Thursday, December 18, 2014

A Few Thoughts



I thought about this one today as I wrote college recommendation letters for students. I guess I'm not a part of the real world, since whether I complete and submit the letter for my students by the deadline actually does matter. Sometimes in life, a single mistake actually has life altering consequences not only for ourselves, but others.

I think it's pretty "pompous" to act like this issue is black and white and to paint teachers that require deadlines as uncaring or idiotically out of touch with reality. The fact is, we must balance accountability with understanding. How about giving us support in that instead of attacking from the outside.

2. Homework


This one has popped up in my newsfeed on several platforms lately. In my Psychology class I teach students to recognize that usually the phrase "research shows" is a power statement that people use to bolster a weak argument or to hide a lack of substance. Too often, research is cherry-picked to support our preconceived beliefs rather than used effectively to shape our practices. The research on homework is inconclusive and it would be foolish to strongly argue either side without enough humility to acknowledge you may be wrong. In the absence of a unified set of data to inform universal attitudes toward homework administrators, teachers, students, and parents must work together to discover what is best in a particular context.

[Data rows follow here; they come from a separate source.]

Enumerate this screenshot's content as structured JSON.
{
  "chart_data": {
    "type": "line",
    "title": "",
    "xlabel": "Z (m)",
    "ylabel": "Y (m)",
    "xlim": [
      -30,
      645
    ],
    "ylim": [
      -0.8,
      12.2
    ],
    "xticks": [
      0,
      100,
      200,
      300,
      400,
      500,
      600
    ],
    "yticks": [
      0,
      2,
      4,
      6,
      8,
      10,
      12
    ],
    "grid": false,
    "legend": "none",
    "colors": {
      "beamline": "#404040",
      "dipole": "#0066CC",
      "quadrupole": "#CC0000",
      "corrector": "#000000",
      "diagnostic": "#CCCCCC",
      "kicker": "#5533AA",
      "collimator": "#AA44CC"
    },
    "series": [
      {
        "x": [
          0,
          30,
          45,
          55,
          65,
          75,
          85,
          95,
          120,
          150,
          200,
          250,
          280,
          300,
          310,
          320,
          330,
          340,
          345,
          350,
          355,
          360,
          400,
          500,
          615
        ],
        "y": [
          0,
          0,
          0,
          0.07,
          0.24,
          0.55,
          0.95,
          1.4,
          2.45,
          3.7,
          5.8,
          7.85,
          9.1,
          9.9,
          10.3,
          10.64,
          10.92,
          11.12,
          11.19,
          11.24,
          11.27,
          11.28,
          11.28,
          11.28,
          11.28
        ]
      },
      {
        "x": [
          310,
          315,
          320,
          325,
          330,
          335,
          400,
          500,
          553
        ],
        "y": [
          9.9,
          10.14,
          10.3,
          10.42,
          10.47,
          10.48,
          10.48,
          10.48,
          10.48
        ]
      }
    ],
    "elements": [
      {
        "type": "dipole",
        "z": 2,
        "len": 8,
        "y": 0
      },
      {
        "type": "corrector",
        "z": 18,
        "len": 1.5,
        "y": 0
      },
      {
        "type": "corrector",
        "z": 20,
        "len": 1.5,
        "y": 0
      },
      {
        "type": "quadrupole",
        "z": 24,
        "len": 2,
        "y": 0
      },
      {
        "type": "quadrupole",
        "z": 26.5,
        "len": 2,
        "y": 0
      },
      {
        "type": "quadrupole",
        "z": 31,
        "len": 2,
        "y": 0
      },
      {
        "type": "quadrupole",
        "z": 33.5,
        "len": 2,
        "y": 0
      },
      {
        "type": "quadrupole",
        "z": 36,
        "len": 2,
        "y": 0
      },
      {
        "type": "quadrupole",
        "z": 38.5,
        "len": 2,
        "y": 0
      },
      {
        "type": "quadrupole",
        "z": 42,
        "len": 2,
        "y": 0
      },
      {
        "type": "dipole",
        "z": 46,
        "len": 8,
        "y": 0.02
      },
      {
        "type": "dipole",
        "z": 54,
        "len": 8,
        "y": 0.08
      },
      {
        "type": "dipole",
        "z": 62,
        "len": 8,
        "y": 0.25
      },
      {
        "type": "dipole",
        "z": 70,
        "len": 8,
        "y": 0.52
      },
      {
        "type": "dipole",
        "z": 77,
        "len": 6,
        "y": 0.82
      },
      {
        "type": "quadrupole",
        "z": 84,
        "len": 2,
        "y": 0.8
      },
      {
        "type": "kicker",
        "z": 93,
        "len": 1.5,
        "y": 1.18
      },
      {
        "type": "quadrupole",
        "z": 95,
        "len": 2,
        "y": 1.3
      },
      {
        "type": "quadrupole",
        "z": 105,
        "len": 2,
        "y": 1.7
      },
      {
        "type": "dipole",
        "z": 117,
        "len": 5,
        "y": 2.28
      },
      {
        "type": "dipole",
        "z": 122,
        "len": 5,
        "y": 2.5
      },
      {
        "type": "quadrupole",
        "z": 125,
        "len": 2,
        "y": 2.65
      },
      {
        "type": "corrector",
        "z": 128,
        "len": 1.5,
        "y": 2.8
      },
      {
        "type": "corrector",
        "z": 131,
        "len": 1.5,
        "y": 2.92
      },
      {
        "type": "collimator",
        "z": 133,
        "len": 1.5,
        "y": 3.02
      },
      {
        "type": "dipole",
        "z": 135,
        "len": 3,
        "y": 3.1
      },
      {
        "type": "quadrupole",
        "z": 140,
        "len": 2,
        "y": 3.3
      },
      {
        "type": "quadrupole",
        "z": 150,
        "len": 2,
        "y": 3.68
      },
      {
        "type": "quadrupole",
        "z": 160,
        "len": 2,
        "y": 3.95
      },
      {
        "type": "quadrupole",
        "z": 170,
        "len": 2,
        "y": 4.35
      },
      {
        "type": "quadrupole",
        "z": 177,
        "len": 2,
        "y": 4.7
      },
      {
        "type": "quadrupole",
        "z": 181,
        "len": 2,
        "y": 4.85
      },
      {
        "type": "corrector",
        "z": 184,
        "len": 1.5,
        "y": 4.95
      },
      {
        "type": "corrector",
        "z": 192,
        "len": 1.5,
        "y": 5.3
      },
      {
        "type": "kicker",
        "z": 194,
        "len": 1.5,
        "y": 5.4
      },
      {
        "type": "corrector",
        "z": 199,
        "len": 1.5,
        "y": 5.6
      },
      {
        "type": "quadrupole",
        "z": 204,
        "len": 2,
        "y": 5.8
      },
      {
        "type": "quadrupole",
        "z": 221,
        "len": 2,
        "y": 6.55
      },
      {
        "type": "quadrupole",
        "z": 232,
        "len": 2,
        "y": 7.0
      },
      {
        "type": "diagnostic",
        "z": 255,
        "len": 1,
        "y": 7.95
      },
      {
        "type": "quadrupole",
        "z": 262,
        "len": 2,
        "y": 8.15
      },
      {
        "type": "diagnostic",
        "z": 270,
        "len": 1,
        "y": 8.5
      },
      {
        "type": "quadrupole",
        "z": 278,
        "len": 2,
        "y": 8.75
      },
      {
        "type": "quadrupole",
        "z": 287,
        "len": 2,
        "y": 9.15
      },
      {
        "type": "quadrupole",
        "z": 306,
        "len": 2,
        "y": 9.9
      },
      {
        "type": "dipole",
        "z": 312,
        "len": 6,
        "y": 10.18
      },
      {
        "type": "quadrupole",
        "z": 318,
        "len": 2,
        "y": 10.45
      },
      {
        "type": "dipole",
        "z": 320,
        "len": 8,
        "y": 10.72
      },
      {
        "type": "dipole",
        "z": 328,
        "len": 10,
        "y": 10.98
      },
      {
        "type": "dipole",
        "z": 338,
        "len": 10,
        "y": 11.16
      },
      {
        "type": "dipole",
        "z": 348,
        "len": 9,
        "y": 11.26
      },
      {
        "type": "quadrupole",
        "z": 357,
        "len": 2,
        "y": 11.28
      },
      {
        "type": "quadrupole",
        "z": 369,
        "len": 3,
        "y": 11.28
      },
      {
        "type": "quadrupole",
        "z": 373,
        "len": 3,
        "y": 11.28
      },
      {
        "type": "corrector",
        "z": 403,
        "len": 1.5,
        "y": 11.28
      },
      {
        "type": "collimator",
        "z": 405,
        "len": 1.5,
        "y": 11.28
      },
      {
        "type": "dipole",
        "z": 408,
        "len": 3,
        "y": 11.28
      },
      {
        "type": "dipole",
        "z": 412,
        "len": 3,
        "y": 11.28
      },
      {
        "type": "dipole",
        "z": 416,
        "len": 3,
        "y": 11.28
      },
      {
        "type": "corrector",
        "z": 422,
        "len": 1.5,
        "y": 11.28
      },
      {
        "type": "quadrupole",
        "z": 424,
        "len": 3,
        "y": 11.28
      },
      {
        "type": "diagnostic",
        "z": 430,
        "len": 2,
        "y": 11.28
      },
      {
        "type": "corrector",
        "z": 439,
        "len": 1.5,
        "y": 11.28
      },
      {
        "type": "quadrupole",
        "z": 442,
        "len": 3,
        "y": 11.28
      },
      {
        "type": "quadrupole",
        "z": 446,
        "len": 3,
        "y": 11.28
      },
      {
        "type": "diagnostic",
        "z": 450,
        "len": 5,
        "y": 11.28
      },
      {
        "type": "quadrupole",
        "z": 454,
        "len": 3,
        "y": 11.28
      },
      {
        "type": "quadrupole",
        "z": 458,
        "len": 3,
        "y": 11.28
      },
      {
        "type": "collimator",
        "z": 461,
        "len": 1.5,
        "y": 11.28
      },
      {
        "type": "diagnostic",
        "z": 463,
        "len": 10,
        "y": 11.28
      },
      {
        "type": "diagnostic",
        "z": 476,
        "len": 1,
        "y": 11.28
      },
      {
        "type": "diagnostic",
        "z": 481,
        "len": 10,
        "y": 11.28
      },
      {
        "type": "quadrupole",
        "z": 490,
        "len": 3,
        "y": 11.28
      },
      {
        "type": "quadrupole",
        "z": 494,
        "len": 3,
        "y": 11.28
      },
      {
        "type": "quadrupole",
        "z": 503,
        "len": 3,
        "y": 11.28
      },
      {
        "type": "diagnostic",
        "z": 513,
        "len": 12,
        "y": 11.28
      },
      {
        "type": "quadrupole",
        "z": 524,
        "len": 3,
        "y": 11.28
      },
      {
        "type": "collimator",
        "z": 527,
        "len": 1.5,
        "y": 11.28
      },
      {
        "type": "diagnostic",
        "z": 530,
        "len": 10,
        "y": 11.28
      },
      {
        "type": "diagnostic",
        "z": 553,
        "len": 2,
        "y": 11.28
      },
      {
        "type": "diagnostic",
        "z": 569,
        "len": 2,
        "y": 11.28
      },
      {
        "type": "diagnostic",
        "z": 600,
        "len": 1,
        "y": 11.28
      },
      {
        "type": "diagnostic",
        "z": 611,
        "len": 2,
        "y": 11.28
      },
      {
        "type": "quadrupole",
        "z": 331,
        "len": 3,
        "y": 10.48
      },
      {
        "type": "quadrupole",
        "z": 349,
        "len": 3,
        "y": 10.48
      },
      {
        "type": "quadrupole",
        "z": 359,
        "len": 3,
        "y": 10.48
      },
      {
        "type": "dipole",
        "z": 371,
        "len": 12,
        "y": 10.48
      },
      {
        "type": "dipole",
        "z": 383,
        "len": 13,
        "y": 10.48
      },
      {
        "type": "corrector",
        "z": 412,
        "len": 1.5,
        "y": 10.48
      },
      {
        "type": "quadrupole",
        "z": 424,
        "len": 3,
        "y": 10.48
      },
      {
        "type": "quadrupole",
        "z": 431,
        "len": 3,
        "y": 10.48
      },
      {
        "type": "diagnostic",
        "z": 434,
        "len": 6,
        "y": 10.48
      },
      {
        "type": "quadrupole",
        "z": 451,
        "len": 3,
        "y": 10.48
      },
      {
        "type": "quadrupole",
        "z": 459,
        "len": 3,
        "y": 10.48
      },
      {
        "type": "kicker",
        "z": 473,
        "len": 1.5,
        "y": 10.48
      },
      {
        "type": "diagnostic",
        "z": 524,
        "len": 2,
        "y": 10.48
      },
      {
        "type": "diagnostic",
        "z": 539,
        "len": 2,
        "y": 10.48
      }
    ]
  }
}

3. An attempt to induce a little Cognitive Dissonance

No picture for this one, but it strikes me that sometimes the same voices that unilaterally dismiss the value of homework and deadlines love the way technology allows us to "extend the learning" beyond the school day. When did we go from thinking that a teacher lecturing in the classroom was bad instruction to thinking that a teacher lecturing to a student at home via video was great? And if spending a few hours reading and responding is an unreasonable burden for some students at home, how is spending a few hours watching a video and responding somehow manageable? I don't have a major problem with this type of "flipping", but when the same people who've bemoaned the burden of homework on students suddenly love the idea of technology providing the chance to keep students learning 24/7, I think you can't have it both ways.

4. Twitter and education.

Twitter has helped me grow as an educator in the last two years more than any other professional development in my career. If you're not using it, I won't say you must, but you really should give it a try and not be dismissive.

But I would like to let administrators know something. Sometimes your tweets sound dismissive and condescending toward teachers. They are hurtful and damage your credibility with people you work with. Most of them probably earn you credibility with your fellow admins and promote your attempt to build a larger platform. I suggest that first, you run your ideas by your staff and think them through in the depth and detail that our students deserve, and then, if your thought or idea is both valuable, practical, and novel tweet it out. It's easy to make people think you're a progressive educator 140 characters at a time, but make sure you're serving your primary audience- students, teachers, and parents in your own school- before you think you can make a difference in the world.

5. Twenty-First Century education.

Just throwing it out there, but I don't see many classrooms anymore that look like they came out of the 1950's. But what hasn't changed since the 1950's? Organizational structures of education oriented in a vertical hierarchy. We know that integrating technology without addressing pedagogy doesn't change much. Can we apply 21st century learning in a classroom embedded in the leadership structure of the 20th century?

6. Word/Phrase of the Year

Here I'd like to offer my suggestion for the Phrase of 2014 that should be put to rest. Drumroll....

"What's best for the student"

It's not the idea I want to retire, but the wording or anything like it. This phrase shuts down any productive dialogue in education. Perhaps some devious types actually got into the business or stay in the business because they want to make a buck at the expense of the most vulnerable of our species, but if I think that is true of another person I can't respect anything they do or suggest. When someone thinks that about me, I am offended and realize that my ideas or suggestions are not respected (because they shouldn't be if it's true).

Whether it's Arne Duncan or the teacher next door to me we must assume that our motivation is to do what is best and most appropriate children in our schools. Only from that posture will we stand on level ground able to learn from one another and through our conflict and compromise find the best path toward serving our children to the best of our ability.

7. Final thoughts.

I feel like Ferris Bueller at the end of the movie. "Why are you still here? Go home." If you made it this far, thanks for reading. The Teaching Underground has been rather quiet for some time. Personally, I started to feel like we were saying the same thing over and over. Also, we took some of our own advice if you look at #4. The first priorities are the students in front of us every day, our own families at home, and the people we work with. It's gotten harder to attend to those priorities and consistently blog as we have in the past.

We're not dead, just a little quieter than before. But we do wish everyone a safe and happy holiday season and thanks for taking the time to care enough to read what we write.